Speaking about his photograph Dust Storm, Rothstein said:

One day, while wandering through Cimarron County, Oklahoma—the panhandle of that state—I photographed a farm and the people who lived there. The farmer and his two little boys were walking past a shed on their property, and I took a photograph of them with the dust swirling all around. I had no idea at the time that it was going to become a famous photograph, but it looked like a good picture to me and I took it. It was a picture that had a very simple kind of composition, but there was something about the swirling dust and the shed behind the farmer. . . . it showed an individual in relation to his environment.

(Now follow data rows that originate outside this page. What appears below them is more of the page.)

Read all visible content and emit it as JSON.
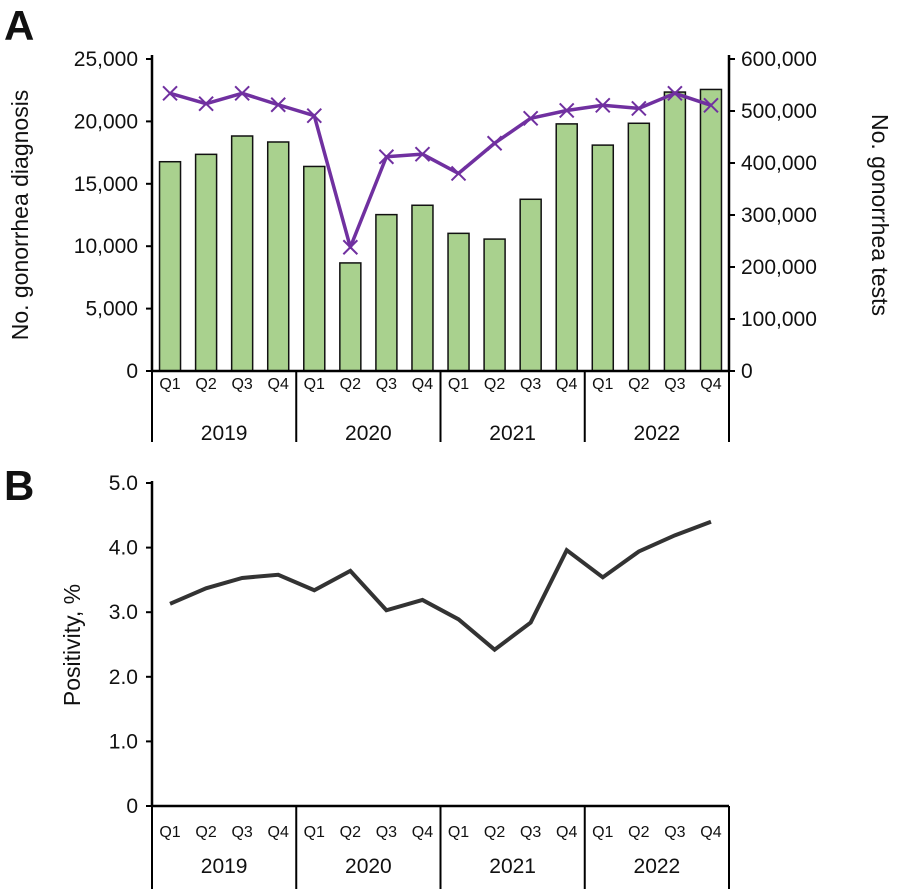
{
  "chart_data": [
    {
      "type": "bar+line",
      "panel_label": "A",
      "categories": [
        "Q1",
        "Q2",
        "Q3",
        "Q4",
        "Q1",
        "Q2",
        "Q3",
        "Q4",
        "Q1",
        "Q2",
        "Q3",
        "Q4",
        "Q1",
        "Q2",
        "Q3",
        "Q4"
      ],
      "years": [
        "2019",
        "2020",
        "2021",
        "2022"
      ],
      "ylabel": "No. gonorrhea diagnosis",
      "y2label": "No. gonorrhea tests",
      "ylim": [
        0,
        25000
      ],
      "y2lim": [
        0,
        600000
      ],
      "yticks": [
        "0",
        "5,000",
        "10,000",
        "15,000",
        "20,000",
        "25,000"
      ],
      "y2ticks": [
        "0",
        "100,000",
        "200,000",
        "300,000",
        "400,000",
        "500,000",
        "600,000"
      ],
      "series": [
        {
          "type": "bar",
          "axis": "left",
          "color": "#a9d18e",
          "values": [
            16770,
            17360,
            18830,
            18350,
            16390,
            8660,
            12530,
            13280,
            11030,
            10570,
            13760,
            19800,
            18100,
            19850,
            22350,
            22560
          ]
        },
        {
          "type": "line",
          "axis": "right",
          "color": "#7030a0",
          "marker": "x",
          "values": [
            534000,
            514000,
            534000,
            512000,
            491000,
            238000,
            412000,
            417000,
            380000,
            438000,
            486000,
            501000,
            511000,
            505000,
            534000,
            511000
          ]
        }
      ]
    },
    {
      "type": "line",
      "panel_label": "B",
      "categories": [
        "Q1",
        "Q2",
        "Q3",
        "Q4",
        "Q1",
        "Q2",
        "Q3",
        "Q4",
        "Q1",
        "Q2",
        "Q3",
        "Q4",
        "Q1",
        "Q2",
        "Q3",
        "Q4"
      ],
      "years": [
        "2019",
        "2020",
        "2021",
        "2022"
      ],
      "ylabel": "Positivity, %",
      "ylim": [
        0,
        5
      ],
      "yticks": [
        "0",
        "1.0",
        "2.0",
        "3.0",
        "4.0",
        "5.0"
      ],
      "series": [
        {
          "color": "#333333",
          "values": [
            3.13,
            3.37,
            3.53,
            3.58,
            3.34,
            3.64,
            3.03,
            3.19,
            2.89,
            2.42,
            2.84,
            3.96,
            3.54,
            3.94,
            4.19,
            4.4
          ]
        }
      ]
    }
  ]
}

Rothstein was working for the photography department of the federal government’s Farm Security Administration (FSA). He would later recall, “It was our job to document the problems of the Depression so that we could justify the New Deal legislation that was designed to alleviate them.”

As he photographed ordinary people going about their lives, trying to cope with adversity, Rothstein also focused on the message of the image. In this hallmark photograph, Arthur Coble and his sons, Milton and Darrel, walk past a shed on their property during a dust storm. Rather than abandon their home and move to a less hostile place, the farmer and his sons continue living with circumstance.

FSA photographs created sympathy for the plight of rural citizens through their wide distribution in newspapers and magazines. As intended, these photographs also proved how necessary the government’s assistance programs were to the survival of those hit hardest by the depression and dust bowl disasters.